Операция «Шасть!»
Трое хороших людей, с приязнью поглядывая на стол и друг на друга, одновременно подняли стаканы, одновременно чокнулись и, проговорив «За знакомство!», одновременно забросили блаженные ледяные полтораста в разгорячённые адреналином организмы.
Надо ли говорить тебе, просвещённый читатель, что вторая ёмкость без перерыва на зажёвывание покатилась следом за первой. Под традиционным лозунгом «за отсутствующих дам!».
– Эх, Илюха, – по-доброму позавидовал Алексей, проталкивая слова сквозь плотный слой рыжиков, – повезло тебе с соседкой. И румяна, и бела, и порядок навела.
– У хозяина с хозяйством хороши при ней дела, – поддержал Никита. В отличие от Попова он щёлкал экспортно-импортный продукт как семечки. Вилка деловито сновала туда-сюда. Грибки еле успевали прощально хрустнуть в полноценных зубах и рысцой, в колонну по одному, устремлялись вдогонку за ускакавшей в авангарде водкой.
Илья, отдирая у истекающей жарким соком курицы ножку, заметил:
– Большому рту и куски радуются! А насчёт Инги, дети мои, – он назидательно вознёс кверху куриную конечность, – зависть в вас чёрная, непотребная говорит. Грех на вас, сукины вы дети. Отношения полов – это вам не наука, или какой-нибудь завалящий опыт. Это, братья, от рождения. И находится, главным образом, здесь. – Муромский похлопал себя по широченной груди, где, судя по объёму, многое могло разместиться. – А не там, где вы, богопротивные, полагаете. Не в репе и не в репице, стало быть!
Лёха, услыхав столь великую истину, даже перестал метать в себя корм и, пригорюнившись, хватанул ещё водки.

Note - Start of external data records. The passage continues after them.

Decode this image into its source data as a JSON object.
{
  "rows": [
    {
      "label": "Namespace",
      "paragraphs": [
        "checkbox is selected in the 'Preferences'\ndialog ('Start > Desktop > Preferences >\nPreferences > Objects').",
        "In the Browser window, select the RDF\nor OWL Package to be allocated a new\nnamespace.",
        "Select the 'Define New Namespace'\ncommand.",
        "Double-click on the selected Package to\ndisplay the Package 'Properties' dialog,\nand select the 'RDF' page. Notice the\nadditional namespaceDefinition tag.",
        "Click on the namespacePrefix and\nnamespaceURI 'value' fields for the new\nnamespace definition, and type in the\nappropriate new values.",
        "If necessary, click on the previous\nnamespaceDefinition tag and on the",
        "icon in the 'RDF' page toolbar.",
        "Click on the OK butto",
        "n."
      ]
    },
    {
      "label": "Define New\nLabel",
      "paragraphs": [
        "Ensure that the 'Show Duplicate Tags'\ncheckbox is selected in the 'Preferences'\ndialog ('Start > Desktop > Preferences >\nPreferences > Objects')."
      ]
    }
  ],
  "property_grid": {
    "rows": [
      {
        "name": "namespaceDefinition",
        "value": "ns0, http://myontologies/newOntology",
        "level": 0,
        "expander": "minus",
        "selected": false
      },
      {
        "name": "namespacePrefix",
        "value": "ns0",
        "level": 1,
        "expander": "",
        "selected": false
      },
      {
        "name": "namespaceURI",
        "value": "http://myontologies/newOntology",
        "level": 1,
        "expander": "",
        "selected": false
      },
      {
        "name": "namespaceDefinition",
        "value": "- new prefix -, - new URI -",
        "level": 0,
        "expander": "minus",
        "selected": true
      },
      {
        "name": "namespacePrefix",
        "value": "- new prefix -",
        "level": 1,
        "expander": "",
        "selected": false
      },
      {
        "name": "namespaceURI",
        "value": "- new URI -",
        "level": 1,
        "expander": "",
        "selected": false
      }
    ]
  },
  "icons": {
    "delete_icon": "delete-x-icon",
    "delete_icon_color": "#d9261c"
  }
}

Машинально.
– Что ж мы такие-сякие несчастные да бесхозные! И сами-то альфонсы – не альфонсы. И живём-то с приживалками – не приживалками.

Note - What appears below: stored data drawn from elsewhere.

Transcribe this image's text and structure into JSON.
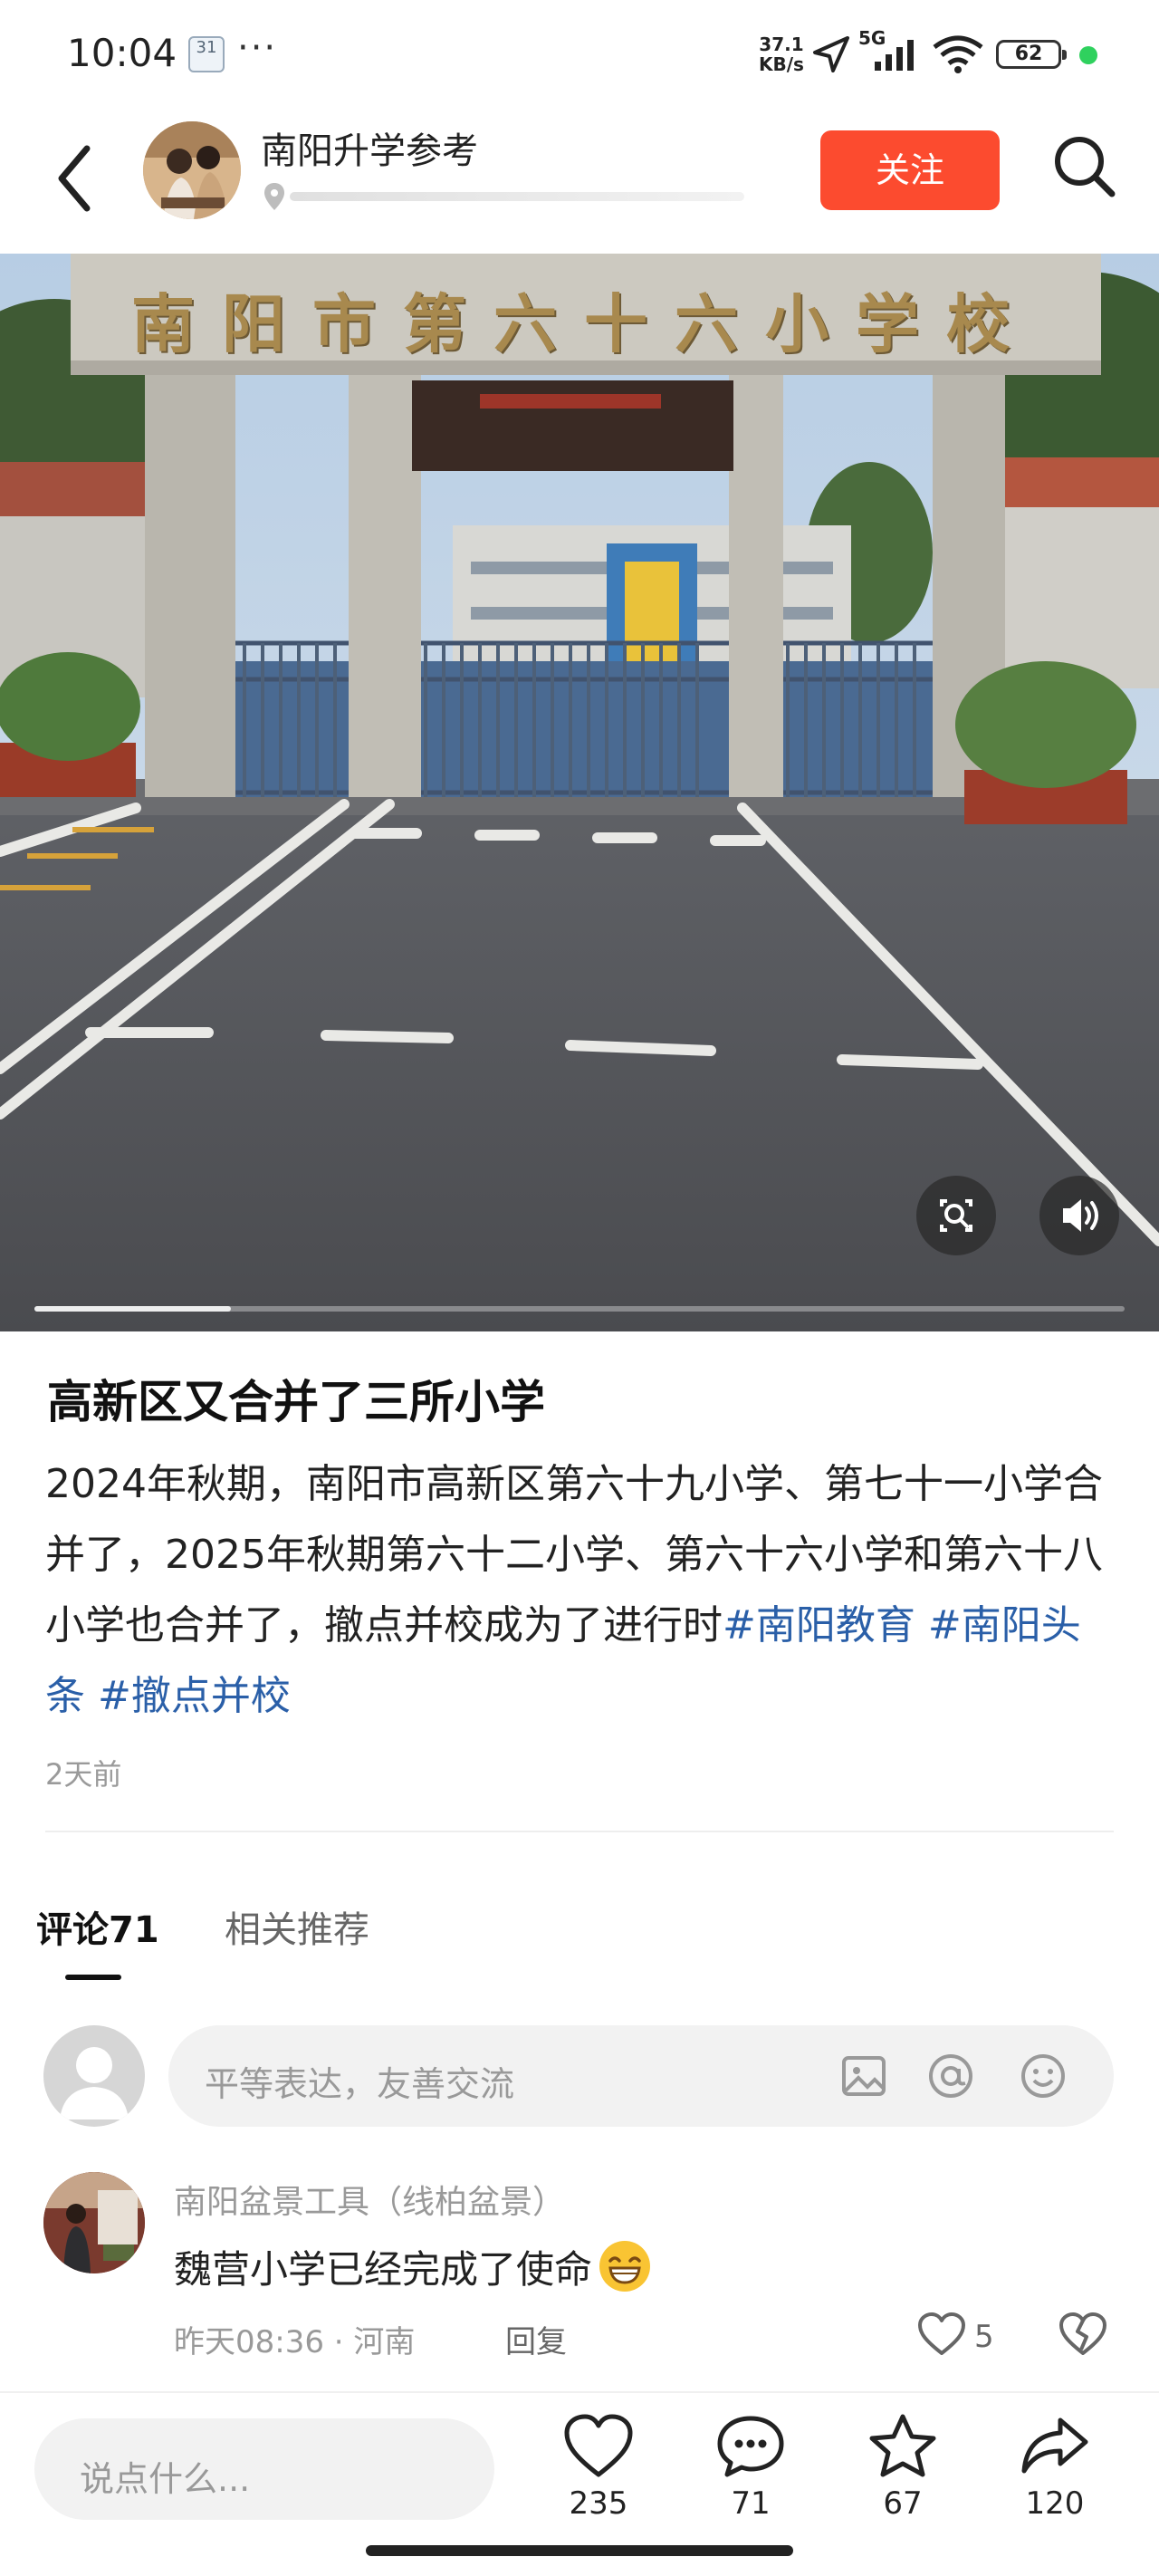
{
  "status_bar": {
    "time": "10:04",
    "calendar_day": "31",
    "more": "···",
    "net_speed_value": "37.1",
    "net_speed_unit": "KB/s",
    "network": "5G",
    "battery": "62"
  },
  "header": {
    "account_name": "南阳升学参考",
    "follow_label": "关注",
    "accent_color": "#fc4b2f"
  },
  "media": {
    "school_sign": "南阳市第六十六小学校",
    "video_progress_percent": 18
  },
  "post": {
    "title": "高新区又合并了三所小学",
    "body": "2024年秋期，南阳市高新区第六十九小学、第七十一小学合并了，2025年秋期第六十二小学、第六十六小学和第六十八小学也合并了，撤点并校成为了进行时",
    "hashtags": [
      "#南阳教育",
      "#南阳头条",
      "#撤点并校"
    ],
    "time_ago": "2天前"
  },
  "tabs": {
    "comments_label": "评论71",
    "related_label": "相关推荐"
  },
  "comment_input": {
    "placeholder": "平等表达，友善交流"
  },
  "comments": [
    {
      "user": "南阳盆景工具（线柏盆景）",
      "text": "魏营小学已经完成了使命",
      "time": "昨天08:36",
      "separator": "·",
      "location": "河南",
      "reply_label": "回复",
      "likes": "5"
    }
  ],
  "bottom_bar": {
    "placeholder": "说点什么...",
    "likes": "235",
    "comments": "71",
    "favorites": "67",
    "shares": "120"
  }
}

– Тебя окрутят, а ты не женись! – несгибаемый философ Никита достал «Беломор» и вопросительно посмотрел на хозяина.
Тот отрицательно покачал головой:
– Всё, что угодно, мужики, вплоть до свального греха с пришлыми сестрёнками. Но табачища дымного – ни-ни! Лёшка вон знает, сам не курю, и воздух стараюсь держать чистым хотя бы у себя в хате. Да и курите-то, срамота глядеть, чистую бормотуху. Ну что ты трясёшь «Ронсоном», пижон? А ты, Попчик! Можно сказать, конструкторский гений, без пяти минут Нобелевский лауреат, а сколько тебя помню, одну «Приму» смолишь! Примат ты и есть примат. Марш вон – в кусты, в овсы. Или… эх, гулять, так широко. Загаживайте мой озонированный балкон, чего там!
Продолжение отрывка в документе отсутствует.